Edit: Sorry if I sound bitter, but I've been down the category theory route multiple times in the past, starting in graduate school (in Math) and I've always given up before I "got" the divine revelation that others have talked about.
I don't know any way round the fact that category theory is difficult to learn. I think that's partly inherent in the subject, not helped by the lack of a really good textbook suitable for beginners.
Yeah, I came across Barr and Wells 5 years ago in grad school and found it almost impossible to buy. I ended up getting a copy from the library and photocopying and rebinding it. Like you said, it was ok, but hardly comprehensive. Maybe it's easier to find now.
Anyway, nice paper..and thanks for making me think of category theory again. Maybe I'll pull out my old copy of "CT for the working mathematician" and give it (and haskell) another go.
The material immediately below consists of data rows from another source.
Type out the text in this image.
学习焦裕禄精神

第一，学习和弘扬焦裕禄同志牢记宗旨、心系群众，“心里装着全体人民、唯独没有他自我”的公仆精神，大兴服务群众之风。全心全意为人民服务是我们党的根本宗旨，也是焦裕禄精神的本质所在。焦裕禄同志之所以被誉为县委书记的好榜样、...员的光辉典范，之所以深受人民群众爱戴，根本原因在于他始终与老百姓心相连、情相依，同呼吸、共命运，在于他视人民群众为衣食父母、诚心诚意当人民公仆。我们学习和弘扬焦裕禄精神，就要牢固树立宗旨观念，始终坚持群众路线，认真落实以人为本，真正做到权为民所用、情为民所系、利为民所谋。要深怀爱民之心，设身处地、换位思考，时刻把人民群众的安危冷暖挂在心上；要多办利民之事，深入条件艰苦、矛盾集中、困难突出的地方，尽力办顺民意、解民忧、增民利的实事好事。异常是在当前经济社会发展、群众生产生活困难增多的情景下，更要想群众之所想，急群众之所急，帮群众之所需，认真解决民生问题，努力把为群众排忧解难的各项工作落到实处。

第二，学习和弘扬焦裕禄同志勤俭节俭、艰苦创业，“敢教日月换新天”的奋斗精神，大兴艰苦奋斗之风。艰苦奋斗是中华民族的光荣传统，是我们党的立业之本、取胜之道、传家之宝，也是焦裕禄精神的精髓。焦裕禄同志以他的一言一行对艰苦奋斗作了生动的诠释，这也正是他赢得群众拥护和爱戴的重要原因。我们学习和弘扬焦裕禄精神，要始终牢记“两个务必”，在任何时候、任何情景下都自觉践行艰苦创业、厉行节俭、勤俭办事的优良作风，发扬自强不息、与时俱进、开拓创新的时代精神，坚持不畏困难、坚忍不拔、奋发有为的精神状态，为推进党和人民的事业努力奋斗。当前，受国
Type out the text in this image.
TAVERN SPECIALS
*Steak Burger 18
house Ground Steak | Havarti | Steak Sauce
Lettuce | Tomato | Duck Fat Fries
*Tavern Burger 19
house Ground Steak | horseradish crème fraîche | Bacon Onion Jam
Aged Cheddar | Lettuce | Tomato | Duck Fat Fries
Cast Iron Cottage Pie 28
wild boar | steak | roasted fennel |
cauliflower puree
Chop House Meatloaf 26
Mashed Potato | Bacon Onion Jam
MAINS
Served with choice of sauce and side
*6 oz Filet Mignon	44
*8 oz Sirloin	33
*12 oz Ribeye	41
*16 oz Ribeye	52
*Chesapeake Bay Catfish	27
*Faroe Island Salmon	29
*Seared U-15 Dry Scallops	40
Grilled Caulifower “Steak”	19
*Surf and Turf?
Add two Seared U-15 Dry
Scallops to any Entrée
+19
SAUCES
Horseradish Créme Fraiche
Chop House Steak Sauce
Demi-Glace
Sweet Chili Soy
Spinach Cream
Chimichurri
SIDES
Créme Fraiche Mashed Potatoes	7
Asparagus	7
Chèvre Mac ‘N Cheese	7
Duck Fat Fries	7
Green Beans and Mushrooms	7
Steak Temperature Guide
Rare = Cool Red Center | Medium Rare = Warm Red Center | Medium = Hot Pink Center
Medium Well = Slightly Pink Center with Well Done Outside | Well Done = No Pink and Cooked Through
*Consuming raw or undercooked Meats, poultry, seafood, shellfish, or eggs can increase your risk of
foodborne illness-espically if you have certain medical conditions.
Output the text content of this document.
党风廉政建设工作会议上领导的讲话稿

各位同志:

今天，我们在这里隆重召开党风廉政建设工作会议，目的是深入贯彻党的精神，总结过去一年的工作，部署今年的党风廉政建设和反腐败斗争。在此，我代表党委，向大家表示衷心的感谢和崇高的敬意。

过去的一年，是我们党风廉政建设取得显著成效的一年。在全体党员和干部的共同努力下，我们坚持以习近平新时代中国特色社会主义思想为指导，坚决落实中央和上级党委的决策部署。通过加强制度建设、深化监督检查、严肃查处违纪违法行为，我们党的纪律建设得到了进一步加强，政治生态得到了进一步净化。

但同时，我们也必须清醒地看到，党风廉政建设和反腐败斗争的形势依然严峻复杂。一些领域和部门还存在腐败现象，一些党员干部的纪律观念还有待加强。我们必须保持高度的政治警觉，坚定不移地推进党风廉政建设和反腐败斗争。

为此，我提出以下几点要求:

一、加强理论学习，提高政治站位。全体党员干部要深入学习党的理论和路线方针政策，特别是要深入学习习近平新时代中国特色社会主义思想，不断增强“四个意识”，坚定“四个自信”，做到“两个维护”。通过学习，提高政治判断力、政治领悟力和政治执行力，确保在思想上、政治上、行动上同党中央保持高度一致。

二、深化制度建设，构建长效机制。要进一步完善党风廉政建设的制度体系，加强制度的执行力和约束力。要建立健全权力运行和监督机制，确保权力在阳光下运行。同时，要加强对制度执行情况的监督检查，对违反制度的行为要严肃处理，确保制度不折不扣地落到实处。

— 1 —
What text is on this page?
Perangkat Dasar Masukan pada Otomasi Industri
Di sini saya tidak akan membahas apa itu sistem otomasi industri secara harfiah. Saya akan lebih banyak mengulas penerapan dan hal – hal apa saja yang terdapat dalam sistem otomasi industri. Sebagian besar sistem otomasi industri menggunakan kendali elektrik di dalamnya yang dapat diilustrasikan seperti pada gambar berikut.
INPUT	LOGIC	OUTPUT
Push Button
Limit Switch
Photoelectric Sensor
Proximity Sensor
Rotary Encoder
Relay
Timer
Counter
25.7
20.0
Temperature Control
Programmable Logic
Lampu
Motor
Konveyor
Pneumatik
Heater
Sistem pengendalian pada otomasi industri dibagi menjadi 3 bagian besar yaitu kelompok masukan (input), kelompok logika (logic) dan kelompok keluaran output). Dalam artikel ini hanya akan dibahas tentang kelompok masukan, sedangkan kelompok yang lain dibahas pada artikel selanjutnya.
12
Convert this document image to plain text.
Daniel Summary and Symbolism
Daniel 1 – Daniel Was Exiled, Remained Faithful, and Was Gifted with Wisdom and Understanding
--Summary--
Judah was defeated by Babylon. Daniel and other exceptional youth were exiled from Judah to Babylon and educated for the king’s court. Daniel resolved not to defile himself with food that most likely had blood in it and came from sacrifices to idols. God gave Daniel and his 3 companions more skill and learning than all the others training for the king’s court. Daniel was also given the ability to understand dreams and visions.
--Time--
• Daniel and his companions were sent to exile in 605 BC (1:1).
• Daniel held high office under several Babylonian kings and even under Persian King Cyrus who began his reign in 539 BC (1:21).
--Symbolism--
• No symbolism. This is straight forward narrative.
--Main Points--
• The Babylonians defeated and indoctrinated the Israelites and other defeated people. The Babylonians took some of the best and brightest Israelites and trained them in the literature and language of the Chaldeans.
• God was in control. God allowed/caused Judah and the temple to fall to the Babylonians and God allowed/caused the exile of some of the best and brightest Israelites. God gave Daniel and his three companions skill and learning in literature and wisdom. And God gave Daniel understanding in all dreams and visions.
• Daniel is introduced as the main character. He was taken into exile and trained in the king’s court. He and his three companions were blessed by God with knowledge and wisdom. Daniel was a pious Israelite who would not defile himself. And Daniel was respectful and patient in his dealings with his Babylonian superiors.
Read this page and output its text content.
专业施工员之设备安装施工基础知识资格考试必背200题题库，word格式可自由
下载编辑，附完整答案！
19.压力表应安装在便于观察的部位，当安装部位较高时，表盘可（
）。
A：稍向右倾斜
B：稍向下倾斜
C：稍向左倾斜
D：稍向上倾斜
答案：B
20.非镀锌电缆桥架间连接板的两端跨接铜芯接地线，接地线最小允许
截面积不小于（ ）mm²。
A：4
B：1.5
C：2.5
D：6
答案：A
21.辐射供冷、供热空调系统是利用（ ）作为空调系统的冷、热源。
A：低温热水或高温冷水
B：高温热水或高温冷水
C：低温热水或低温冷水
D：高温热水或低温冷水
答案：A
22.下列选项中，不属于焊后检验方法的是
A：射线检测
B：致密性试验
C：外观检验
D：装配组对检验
I think you can buy the Barr and Wells book via the web page I gave. In fact I think that's how I got my copy, which must have been around the same time you were looking for it.
I haven't read Walters book, & would also be interested to hear reactions from anyone here who has.
Because it was not mentioned until now, one of the following might probably come in handy:
- Basic Category Theory for Computer Scientists by Benjamin C. Pierce (from "Types and Programming Languages" fame)
- Practical Foundations of Mathematics, by Paul Taylor (has other interesting work on his homepage as well; http://www.paultaylor.eu/~pt/prafm/; somebody on HN pointed me to it, thanks!--Chapters 4,5,7)
Edit: Sorry if I sound bitter, but I've been down the category theory route multiple times in the past, starting in graduate school (in Math) and I've always given up before I "got" the divine revelation that others have talked about.